Paris, 26 avril 2007
L'océan est le principal puits de carbone planétaire. Deux mécanismes majeurs permettent à ce réservoir de soutirer le carbone de l'atmosphère : la pompe physique (2) et la pompe biologique (3). Depuis plus d'un siècle, un tiers du carbone anthropique (4) rejeté dans l'atmosphère est prélevé par l'océan. Rien d'étonnant à cela, si ce n'est que seule la pompe physique participe à cette capture. La pompe biologique continue en effet à fonctionner comme avant le début de l'ère industrielle, sans pour autant opérer à son maximum. Dans de vastes régions de l'océan global, elle tourne même au ralenti du fait d'une pénurie en micro-organismes.
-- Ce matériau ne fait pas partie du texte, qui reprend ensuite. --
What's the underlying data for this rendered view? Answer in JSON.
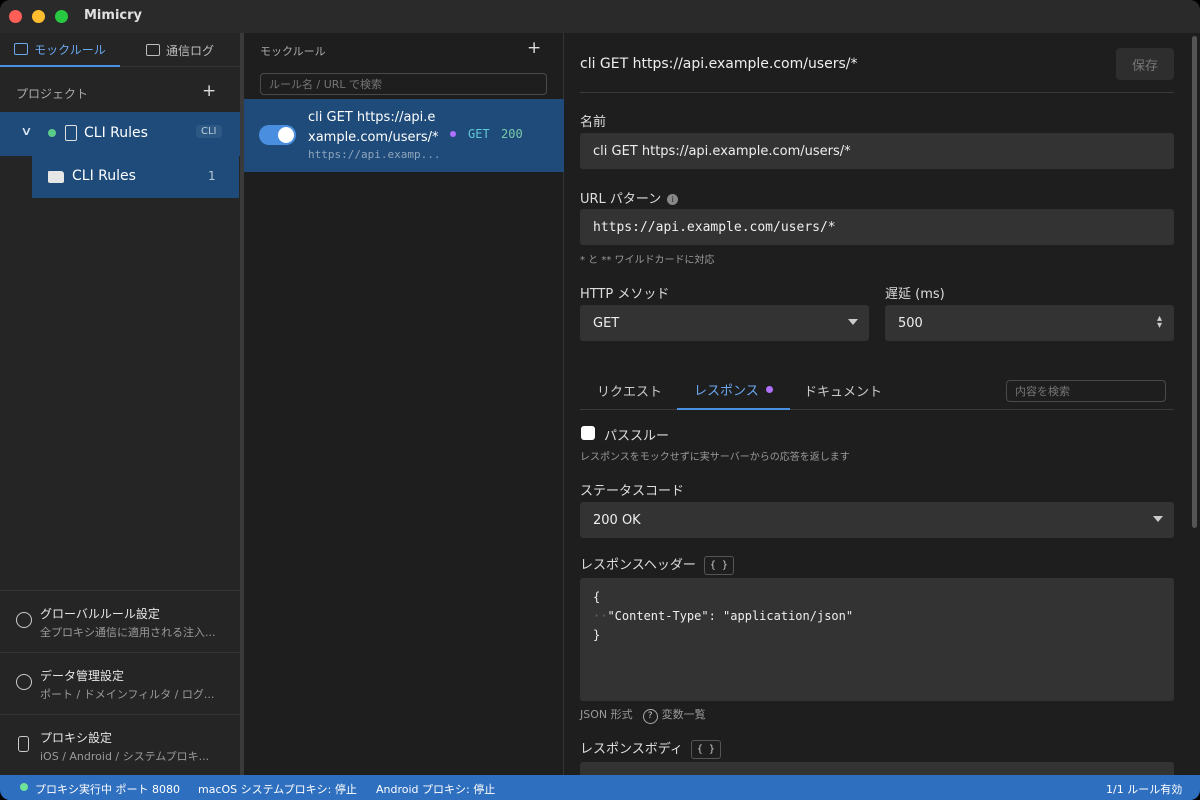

L'océan Austral notamment est globalement très pauvre en phytoplancton, premier maillon de la chaîne trophique, et ce malgré des eaux extrêmement riches en sels nutritifs. Mais, que manque-t-il donc à ces micro-organismes pour proliférer ? Répondre à cette question revêt une importance primordiale car une augmentation du pompage biologique dans ces régions pourrait modifier le rôle de l'océan dans l'assimilation du carbone anthropique.
Entre 1993 et 2005, une douzaine d'expéditions océanographiques a permis de mettre en évidence que, dans diverses régions océaniques dont l'océan Austral, les algues sont carencées en fer mais se multiplient si de petites quantités de fer sont ajoutées. Toutefois, l'existence d'un transfert de carbone vers les profondeurs, signe de la mise en marche de la pompe biologique, n'a pas été clairement établie.
C'est dans ce contexte que la campagne KEOPS a été lancée dans les eaux du plateau entourant les îles Kerguelen, son but étant d'étudier une poussée phytoplanctonique naturelle, une stratégie radicalement différente des campagnes précédentes. Le choix du terrain d'études n'a pas été anodin : au vu des observations satellites, ces eaux connaissent chaque année une floraison estivale très localisée du phytoplancton, phénomène qui peut s'expliquer par la présence de fer. Ces eaux seraient-elles un lieu privilégié de l'océan Austral où la pompe biologique est fortement activée ?
Ces découvertes ont des répercussions capitales sur la validation du scénario paléoclimatique, qui suppose qu'une partie des variations de concentration en dioxyde de carbone (CO2) dans l'atmosphère entre les périodes glaciaires et interglaciaires est causée par des modifications d'apports en fer à l'océan. Elles jouent également un rôle dans l'étude de l'impact du changement climatique sur la pompe biologique. Dernier point marquant, ces résultats sèment le doute sur les propositions de certaines sociétés de géo-ingénierie climatique qui prétendent pouvoir remédier à l'augmentation du CO2 atmosphérique par une manipulation délibérée de la pompe biologique, via un ajout artificiel en fer. En effet, le mode d'addition (continue et lente) et la forme chimique du fer ajouté au cours du processus naturel le rendent inimitable. Enfin, l'efficacité de telles manipulations reste impossible à quantifier et leurs effets secondaires sur les ressources marines demeurent largement inconnus.
(1) Le programme KEOPS (KErguelen Ocean and Plateau compared Study) bénéficie de la participation de seize laboratoires de recherche de par le monde : français, australien, belge et néerlandais.. Pour en savoir plus sur ce dernier : Consulter le site web
(2) La pompe physique, par le biais de la circulation océanique, entraîne les eaux de surface chargées en gaz carbonique dissous vers des couches plus profondes où il se trouve isolé de l'atmosphère.
(3) La pompe biologique fixe du carbone, soit dans les tissus des organismes via la photosynthèse, soit dans les coquilles calcaires de certains micro-organismes. Une partie du carbone ainsi fixé est par la suite entraînée en profondeur sous forme de déchets ou de cadavres.
(4) Il s'agit du carbone issu de l'activité humaine.
Effect of natural iron fertilization on carbon sequestration in the Southern Ocean. Stéphane Blain et al. Nature. 26 avril 2007.